Explaining the ‘mystery’ of where all the disabled are coming from
The apparent explosion in Social Security disability claimants in recent years has provided endless fodder for critics of the program. Their favored explanation is that the growth in the ranks of the disabled, from 250,000 new claimants a year in 1970 to nearly 900,000 in 2008, comes from fraud or laziness.
A new study by two economists at the Social Security Administration should put that to rest. After examining 36 years of demographic data, David Pattison and Hilary Waldron found that population growth, the aging of the baby boom generation, and the increase in the proportion of women in the workforce accounted for 90% of the increase in the disabled population -- and 94% of the increase in the more recent 1990-2008 period.
The rest is accounted for by an increase in the “disability incidence rate,” defined simply as the factor that’s left after the others are accounted for.
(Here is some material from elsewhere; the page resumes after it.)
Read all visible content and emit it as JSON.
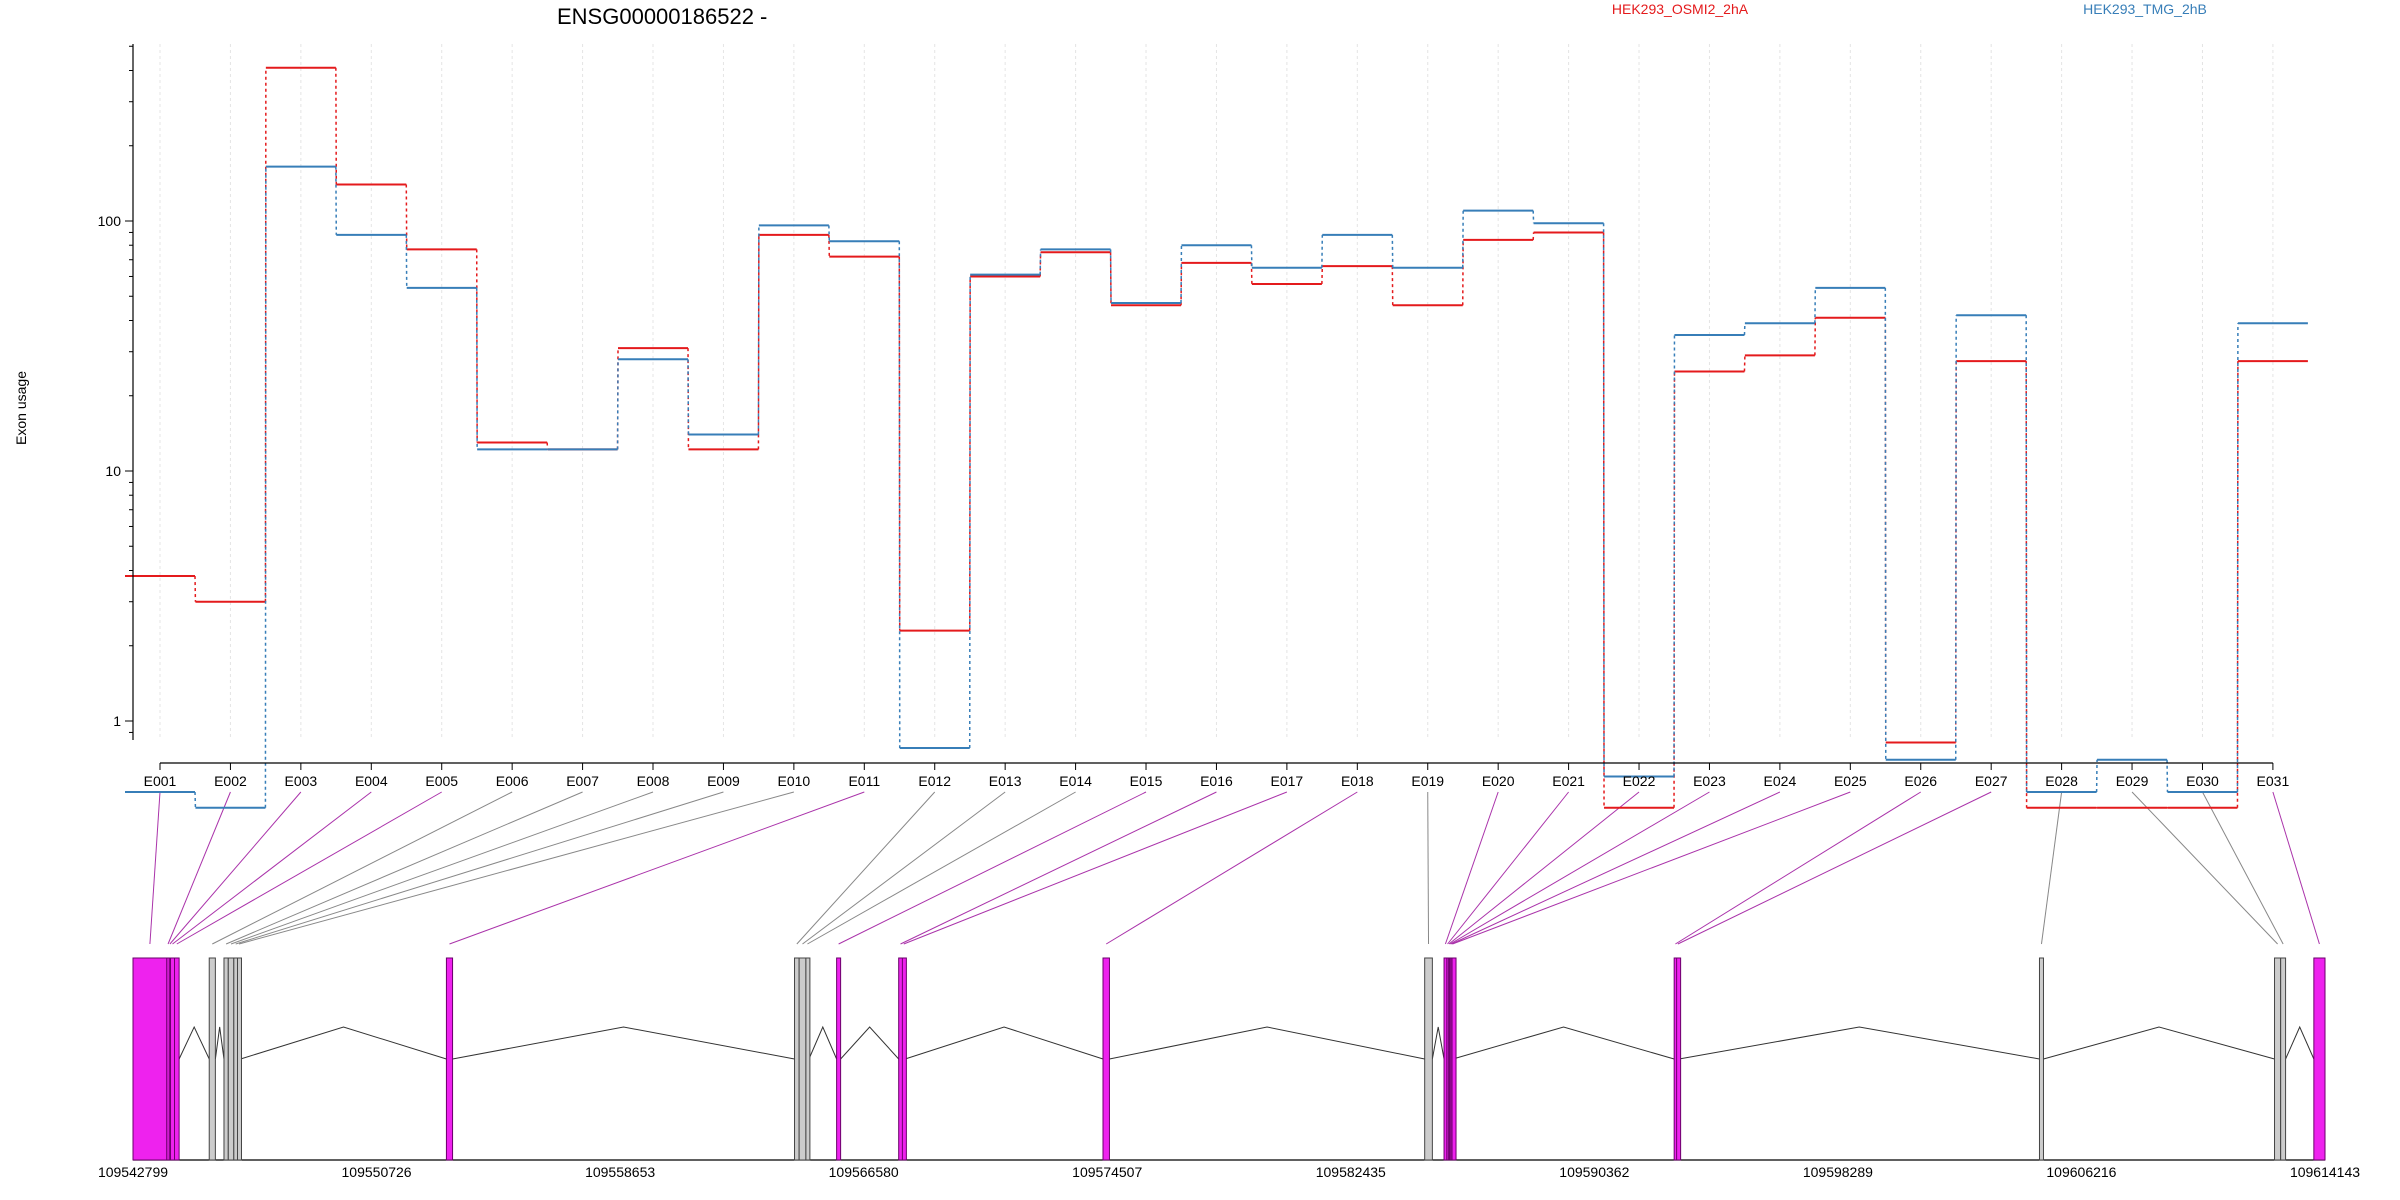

But as they point out, the incidence rate actually has been falling over the last 18 years.
The findings are a reminder that disability is heavily influenced by age, and that America’s workforce aged rapidly as baby boomers got older. In 1970, some boomers were too young to be working; by 2008, some were beginning to retire. As boomers moved into disability-prone ages (think the late 40s through the mid-60s), the rate of disability in the population would have risen even if none of the other factors was present.
Pattison’s and Waldron’s work takes on special importance today, as the disability program faces a near-term fiscal crisis. The exhaustion of the program’s resources, which could strike as early as 2016, demands action by Congress. in the past, the underfunding of Social Security disability has been addressed by shifting money out of the program’s old age trust fund to shore up the disability fund.
Something better and longer-lasting is required this time, but that effort isn’t helped by the sort of uninformed demonizing of the disability population retailed by people like Sen. Tom Coburn (R-Okla.). Coburn appeared on “60 Minutes” not long ago to wonder aloud where all the disabled people came from. If he only asked the Social Security Administration, he’d know the answer. But does he want to know? Nor does it help for “60 Minutes,” National Public Radio and other national news organizations to report on disability without doing their homework. With the publication of this latest study, they have one less excuse for getting it wrong.